Homossexualismo irrealizado
Mas há um outro dado a acrescentar a
esse quebra-cabeças: o homossexualismo irrealizado de Fernando
Pessoa. Mais uma vez recorremos a suas próprias palavras: "Não
encontro dificuldade em definir-me: sou um temperamento feminino com
uma inteligência masculina. A minha sensibilidade e os movimentos
que dela procedem, e é nisso que consistem o temperamento e a sua
expressão, são de mulher. As minhas faculdades de relação -a
inteligência e a vontade, que é a inteligência do impulso- são de
homem". Adiante ele diz: "Reconheço sem ilusão a natureza do
fenômeno. É uma inversão sexual fruste. Pára no espírito". Mas
vejamos o que se segue: "Sempre, porém, nos momentos de meditação
sobre mim, me inquietou, não tive nunca a certeza, nem a tenho
ainda, de que essa disposição do temperamento não pudesse um dia
descer-me ao corpo. Não digo que praticasse então a sexualidade
correspondente a esse impulso; mas bastava o desejo para me
humilhar".
Esse texto deixa claro a drástica
reprovação de Pessoa à prática do homossexualismo (que ele considera
humilhante), assim como o temor de que, contra a sua vontade, esse
impulso lhe descesse ao corpo e o submetesse. "Somos vários desta
espécie, pela história abaixo'', afirma, referindo-se em seguida a
Shakespeare e Rousseau, para sublimar seu receio "da descida ao
corpo dessa inversão do espírito", "como nesses dois desceu". Seria
descabido imaginar que, diante dessa ameaça, diante desse corpo que
poderia a qualquer momento traí-lo, que Pessoa decidisse não viver,
reduzir sua vida à vida da inteligência (sua parte masculina), e
assim escapar à desgraçada possibilidade de tornar-se um
homossexual? Não seria essa divisão interior -um homem e uma mulher
na mesma pessoa- o início de sua despersonalização, da divisão do eu
e ao mesmo tempo da invenção de outras personalidades, em lugar da
sua própria, que lhe era, por pervertida, inaceitável?
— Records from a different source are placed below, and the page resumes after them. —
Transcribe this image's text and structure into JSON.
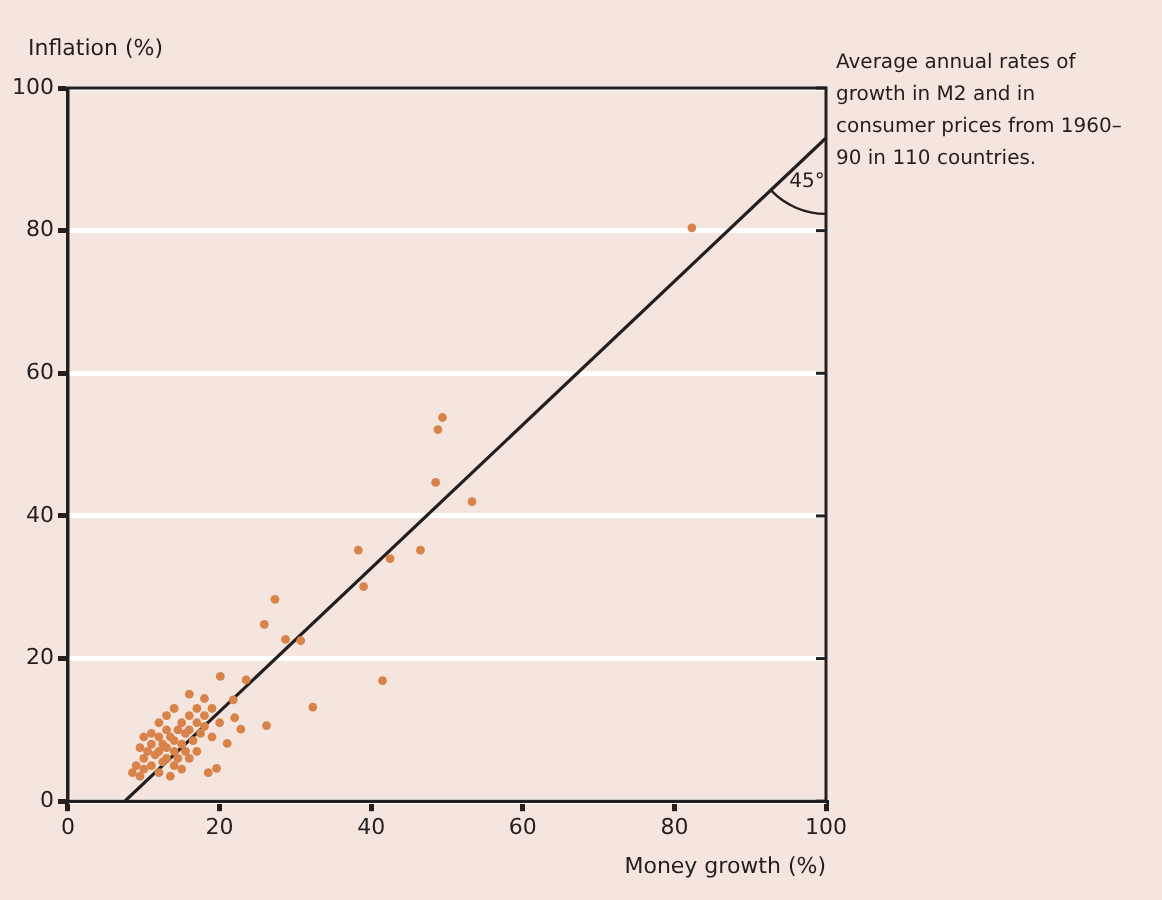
{
  "chart_data": {
    "type": "scatter",
    "xlabel": "Money growth (%)",
    "ylabel": "Inflation (%)",
    "xlim": [
      0,
      100
    ],
    "ylim": [
      0,
      100
    ],
    "xticks": [
      0,
      20,
      40,
      60,
      80,
      100
    ],
    "yticks": [
      0,
      20,
      40,
      60,
      80,
      100
    ],
    "grid": "y",
    "marker": "circle",
    "annotations": [
      "45°",
      "Average annual rates of growth in M2 and in consumer prices from 1960–90 in 110 countries."
    ],
    "series": [
      {
        "type": "scatter",
        "color": "#d9824a",
        "x": [
          82.3,
          49.4,
          48.8,
          48.5,
          53.3,
          38.3,
          42.5,
          46.5,
          39,
          27.3,
          25.9,
          28.7,
          30.7,
          41.5,
          32.3,
          26.2,
          20.1,
          23.5,
          21.8,
          22,
          22.8,
          21,
          19.6,
          18,
          8.5,
          9,
          9.5,
          10,
          10,
          10.5,
          11,
          11,
          11.5,
          12,
          12,
          12,
          12.5,
          12.5,
          13,
          13,
          13,
          13.5,
          13.5,
          14,
          14,
          14,
          14.5,
          14.5,
          15,
          15,
          15,
          15.5,
          15.5,
          16,
          16,
          16,
          16.5,
          17,
          17,
          17,
          17.5,
          18,
          18,
          18.5,
          19,
          19,
          20,
          11,
          12,
          13,
          14,
          16,
          10,
          9.5
        ],
        "values": [
          80.4,
          53.8,
          52.1,
          44.7,
          42,
          35.2,
          34,
          35.2,
          30.1,
          28.3,
          24.8,
          22.7,
          22.5,
          16.9,
          13.2,
          10.6,
          17.5,
          17,
          14.2,
          11.7,
          10.1,
          8.1,
          4.6,
          14.4,
          4,
          5,
          3.5,
          4.5,
          6,
          7,
          5,
          8,
          6.5,
          4,
          7,
          9,
          5.5,
          8,
          6,
          7.5,
          10,
          3.5,
          9,
          5,
          7,
          8.5,
          6,
          10,
          4.5,
          8,
          11,
          7,
          9.5,
          6,
          10,
          12,
          8.5,
          7,
          11,
          13,
          9.5,
          10.5,
          12,
          4,
          13,
          9,
          11,
          9.5,
          11,
          12,
          13,
          15,
          9,
          7.5
        ]
      },
      {
        "type": "line",
        "color": "#231f20",
        "x": [
          7.5,
          100
        ],
        "values": [
          0,
          93
        ],
        "marker": "none"
      }
    ]
  }
}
Por outro
lado, a necessidade de ocultar esse impulso perverso não seria a
primeira simulação que o levaria a tantas outras simulações?
Podemos responder sim ou não a essas
hipóteses. Mas mesmo que respondamos sim, não esgotaríamos com isso
o mistério da obra poética de Fernando Pessoa nem o enigma de sua
personalidade, que dessa obra não se separa, porque, qualquer que
seja a causa que determina o nascimento de seus poemas e a criação
do seus heterônimos, a significação poética e o valor literário de
sua obra pairam acima das explicações.
Não vamos, portanto, indagar agora
pela origem de seus heterônimos, mas tentar compreender o que são
eles. Num texto conhecido como ``Apresentação dos Heterônimos'' e
que foi escrito como prefácio a uma projetada edição de suas obras,
em 1930, possivelmente, Pessoa afirma: "O autor humano destes livros
não conhece em si próprio personalidade nenhuma. Quando acaso sente
uma personalidade emergir dentro de si, cedo vê que é um ente
diferente do que ele é, embora parecido" (...) "Afirmar que esses
homens todos diferentes, todos bem definidos, que lhe passaram pela
alma incorporadamente, não existem -não pode fazê-lo o autor destes
livros; porque não sabe o que é existir, nem qual, Hamlet ou
Shakespeare, é que é mais real, ou real na verdade."
O poeta dramático
Essa alusão a Shakespeare não é
fortuita, por várias razões, mas especialmente porque Pessoa se
entende como um "poeta dramático" e seus heterônimos como
equivalentes a personagens teatrais. É bastante conhecido o trecho
de sua carta a João Gaspar Simões em que ele se define como tal: "O
ponto central da minha personalidade como artista é que sou um poeta
dramático; tenho, continuamente, em tudo quanto escrevo, a exaltação
íntima do poeta e a despersonalização do dramaturgo. Vôo outro -eis
tudo".
Em consequência disso, diz ele, "não
há que buscar em qualquer deles (dos heterônimos) idéias ou
sentimentos meus, pois que muitos deles exprimem idéias que não
aceito, sentimentos que nunca tive. Há simplesmente que os ler como
estão, que é aliás como se deve ler". Argumenta com o exemplo do
poema oitavo do ``Guardador de Rebanhos'', "que escrevi com
sobressalto e repugnância", afirma, ``pois que ali Caeiro usa de
blasfêmia infantil e antiespiritualismo, quando nem uso de blasfêmia
nem sou antiespiritualista". E acrescenta: "Alberto Caeiro, porém,
como eu o concebi, é assim: assim tem pois ele que escrever, quer eu
queira quer não, quer eu pense como ele ou não. Negar-me o direito
de fazer isto seria o mesmo que negar a Shakespeare o direito de dar
expressão à alma de lady Macbeth, com o fundamento de que ele,
poeta, nem era mulher nem, que se saiba, hístero-epilético, ou de
lhe atribuir uma tendência alucinatória e uma ambição que não recua
perante o crime. Se assim é das personagens fictícias de um drama, é
igualmente lícito das personagens fictícias sem drama, pois que é
lícito, porque elas são fictícias e não porque estão num drama".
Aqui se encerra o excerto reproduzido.